第四十八句
「これは僕のものだ」
午後、昼が終わって皆がリビングでゆっくりと流れる時間を過ごしていた。が、乱暴に扉が閉まる音でそれが壊れる。
「あら、お帰りなさい。長月さん」
通称:かづら
管理番号:025
主:藤原定方
最初に声をかけたのは、着崩したベストとネクタイ、所々にガラス細工の花びらが付いたゴムでお団子になっている髪と白手袋が特徴的なふわりとした雰囲気の男性。長月と呼ばれた青年は顔の傷を手で隠した。
「そんなに怪我をして、どうしたのですか?」
「……お前には関係ねぇよ」
通称:長月
管理番号:021
主:素性法師
そそくさと部屋に入ると、入れ替わるように麦わら帽子をかぶった青年がやって来た。
「長月君、またずいぶんとやったね~」
通称:山風
管理番号:022
主:文屋康秀
「根はいい子だと思うのですけどねぇ……」
「まぁ、本人にもいろいろあるんだよ。きっと内容がないようなことはないよぅ、ってね」
「……あ、はい」
場が凍ったが、本人は気にしてなさそうだ。しばらく二人で話し込んでいると携帯の音がした。かづらは携帯を取って人差し指を口に当て、静かにしてほしいというジェスチャーをした。即座に理解して同じ動きを返すと会話に入った。
「もしもし」
『かづら君、こんにちは』
「こんにちは博士。ご用件は?」
『仕事に行ってほしくてね。誰かいる?』
再度山風に目を向けると、自分と奥の自室があるところを指さした。長月のことだろう。
「僕と山風さん。あと、長月さんがいます」
博士が何か言っていたが、山風がまた何か言おうとしている。長月の部屋と自分を指さし、両手を合わせてお願いをしている。さっきよりも時間がかかったがようやく理解できた。博士の言葉を聞き取ったときにはもう切る流れだったので、急いで言葉を付け足す。

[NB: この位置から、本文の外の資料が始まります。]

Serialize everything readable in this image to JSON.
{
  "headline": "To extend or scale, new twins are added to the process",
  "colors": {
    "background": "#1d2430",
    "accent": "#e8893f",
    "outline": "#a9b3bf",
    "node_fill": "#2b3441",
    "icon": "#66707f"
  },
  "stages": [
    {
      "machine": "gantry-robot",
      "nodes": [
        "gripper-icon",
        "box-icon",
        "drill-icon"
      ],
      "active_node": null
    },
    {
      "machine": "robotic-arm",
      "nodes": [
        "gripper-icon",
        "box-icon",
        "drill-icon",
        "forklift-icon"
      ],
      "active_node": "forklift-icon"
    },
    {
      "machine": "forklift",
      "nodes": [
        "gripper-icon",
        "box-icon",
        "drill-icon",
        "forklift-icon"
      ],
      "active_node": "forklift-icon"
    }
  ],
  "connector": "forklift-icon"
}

「あ、あのっ!やっぱり長月さんと山風さんにお願いしてもよいでしょうか?」
『え、あ、そのつもりで話したんだけど……』
羞恥心が一気にこみ上げ、気まずくなりながらも電話を切ると咳ばらいを一つしてから山風に聞いた。
「どうして長月さんと?」
「聞きたいことがあるんだよね~。ちゅうことで呼んでくる」
さっきから誰もいないと思えるほど静かになった自室へ様子を見に行った。かづらが一緒に来たのは「心配だから」らしいが、その言葉にはどこか含みがあるような気がした。
部屋の前まで着くと名前を呼びかけた。最初のうちは反応がなかったが、何回か呼びかけるとドサッと物が落ちるような音がしてから扉が小さく開いた。山風は顔にこそ出さなかったが内心とても驚いていた。長月がいないのだ。いや、正確には別人が前に立っていて長月の姿が見当たらなかった。
「あの……なんでしょうか」
「長月君はどこ?」
「あ、僕です」
「え゛」
明らかに見た目が違う。地味なジャージに丸いフレームの眼鏡、前髪は目にかかっておりさっきの猛獣のような目は小動物になっている。髪についているヘアピンの位置は変わらないので言われればそうだが、変身したとしか思えない。かづらのほうを向くと眉間に人差し指と親指を置いてため息をついた。
「御覧の通り、長月さんは自室にいるときは真逆な姿になるのです」
「すいませんこんな人で……」
「えぇと、とにかく仕事が入ったから準備よろしく!」
急いで準備を済ませて姿見の前へ行くと、数分後に長月がやって来た。帰ってきたときと同じ不良の姿だ。逆に安心するといつも通り話しかけた。
「長月くーん。早くいこー」
「お前に話すことはない」
ずかずかと山風を無視して姿見に吸い込まれる。引っ付くように入ると目の前には大きな門がたたずんでいた。周りを見渡すと寺がいくつか見えた。ここはきっと内裏の中なのだろう。人は見当たらず静かだが、下手な動きをすると不審者ととらえられて一発アウトだ。二人で息をひそめて歩いた。
影狼は姿はおろか、気配すら感じない。不思議に思いながらも進んでいると奥から低い悲鳴が聞こえた。急いで行くと屈強な見た目の男性たちが腰を抜かしてさらに奥を見つめていた。近づいて目線をたどると、相変わらず凶暴な顔をした影狼が牙をむいていた。
「物の怪だぁっ!」
「誰かっ!」
どこかかっこ悪さを感じるが、それよりも影狼を倒すことが先だ。山風が走ろうと構えたときにはもうすでに長月が刃こぼれのひどい短刀を両手に持ち、首のあたりに当てていた。強い力で押さえられている。側面のボタンを押すと苦しそうにもがき、すぐに倒れた。その直後に皮膚を軽く切るとその場で投げ捨てた。